Abstract: I argue that if there has been a divine creation act, then we can build on such a divine act to conceptually reverse-engineer the possible nature of God by (a) constructing possible models of the nature of God and by (b) comparing them for explanatory power (and other theoretical virtues). That is, I argue that, by analogy with human rational action, divine rational action must be constrained by certain requirements of practical rationality, such as: intentionality, voluntariness, purposefulness, instrumentality, responsibility, morality and providence. Of course, the analogy is loose and imperfect and should take into account the Anselmian proviso that, unlike feeble humans, God is a perfect being and fully rational, otherwise we will fall prey to crude anthropomorphism. Conceptual reverse-engineering of the nature of God must also be constrained by certain independently motivated metaphysical facts, such as the causal closure of the physical and the apparent necessity of the laws of nature.

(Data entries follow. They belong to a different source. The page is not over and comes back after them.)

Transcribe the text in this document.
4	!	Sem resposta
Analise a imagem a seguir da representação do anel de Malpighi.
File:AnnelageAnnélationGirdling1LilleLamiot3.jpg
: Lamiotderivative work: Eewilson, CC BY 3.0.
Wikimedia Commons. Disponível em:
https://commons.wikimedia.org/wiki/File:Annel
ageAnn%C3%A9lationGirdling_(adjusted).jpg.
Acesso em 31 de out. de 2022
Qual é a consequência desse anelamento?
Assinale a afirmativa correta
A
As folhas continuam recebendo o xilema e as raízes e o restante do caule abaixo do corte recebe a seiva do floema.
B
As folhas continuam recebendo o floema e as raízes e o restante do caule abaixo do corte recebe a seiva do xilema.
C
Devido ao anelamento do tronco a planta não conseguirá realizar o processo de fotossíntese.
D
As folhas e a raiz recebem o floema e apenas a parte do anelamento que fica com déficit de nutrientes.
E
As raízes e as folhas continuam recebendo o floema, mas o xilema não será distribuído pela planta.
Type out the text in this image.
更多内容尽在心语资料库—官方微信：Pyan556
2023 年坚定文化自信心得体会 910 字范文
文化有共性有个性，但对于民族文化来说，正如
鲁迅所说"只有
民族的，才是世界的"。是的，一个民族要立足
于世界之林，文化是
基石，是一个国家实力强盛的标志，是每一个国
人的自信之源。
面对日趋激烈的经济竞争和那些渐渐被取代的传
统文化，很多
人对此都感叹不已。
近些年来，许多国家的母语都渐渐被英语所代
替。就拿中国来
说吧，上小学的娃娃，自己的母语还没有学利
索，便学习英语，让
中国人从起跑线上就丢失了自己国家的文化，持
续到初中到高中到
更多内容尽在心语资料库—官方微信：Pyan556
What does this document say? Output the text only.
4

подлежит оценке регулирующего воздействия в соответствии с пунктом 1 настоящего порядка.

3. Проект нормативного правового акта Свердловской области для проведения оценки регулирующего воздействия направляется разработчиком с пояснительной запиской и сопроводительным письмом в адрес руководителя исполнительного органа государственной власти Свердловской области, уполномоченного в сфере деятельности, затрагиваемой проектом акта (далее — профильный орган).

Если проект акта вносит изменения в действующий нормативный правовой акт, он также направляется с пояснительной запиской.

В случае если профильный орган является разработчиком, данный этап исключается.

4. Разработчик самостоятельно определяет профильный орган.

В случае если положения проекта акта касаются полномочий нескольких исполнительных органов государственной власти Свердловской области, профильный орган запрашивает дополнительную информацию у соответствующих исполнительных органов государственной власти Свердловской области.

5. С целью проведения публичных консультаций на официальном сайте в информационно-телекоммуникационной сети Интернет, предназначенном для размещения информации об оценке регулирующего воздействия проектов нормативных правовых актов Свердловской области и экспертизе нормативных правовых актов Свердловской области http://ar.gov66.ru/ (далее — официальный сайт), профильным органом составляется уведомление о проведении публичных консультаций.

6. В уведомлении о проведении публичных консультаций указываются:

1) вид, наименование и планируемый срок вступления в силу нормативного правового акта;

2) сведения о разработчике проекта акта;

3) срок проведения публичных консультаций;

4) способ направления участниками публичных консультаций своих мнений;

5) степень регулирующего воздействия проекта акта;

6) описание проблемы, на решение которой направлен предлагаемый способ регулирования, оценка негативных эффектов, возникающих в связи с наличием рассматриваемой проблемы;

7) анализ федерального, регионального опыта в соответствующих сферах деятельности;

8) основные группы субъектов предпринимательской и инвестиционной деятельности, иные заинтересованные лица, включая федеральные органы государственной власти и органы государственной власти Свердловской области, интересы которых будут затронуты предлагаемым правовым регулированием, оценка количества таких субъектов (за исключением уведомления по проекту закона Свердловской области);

I then examine how different concepts of God (theism, deism, pantheism) fare with regard to the projected properties of divine rational agency and the metaphysical facts of causal closure and natural necessity. As it turns out, different concepts of God fare better with some aspects and worse with some others. Our task is to compare different models of the nature of God and search for the more explanatorily fruitful and overall more theoretically virtuous theory.

Bio: Christos Kyriacou has received his PhD from the University of Edinburgh and he is an assistant professor in Philosophy at the University of Cyprus. He is currently an Alexander von Humboldt fellow at Humboldt University, Berlin. His main research interests lie in epistemology, metaethics, and their intersection. He has published in Synthese, Erkenntnis, Episteme, Acta Analytica, Philosophical Psychology, Journal of Ethics and Social Philosophy, History of Philosophy Quarterly and elsewhere. He has also coedited the volume Metaepistemology (Palgrave, 2018) and Skeptical Invariantism Reconsidered (Routledge, 2021) and wrote entries for Internet Encyclopedia of Philosophy and Oxford Bibliographies in Philosophy. He has written in Greek the textbook Doing the Right Thing. An Introduction to Moral Philosophy, which is expected to be published in 2023.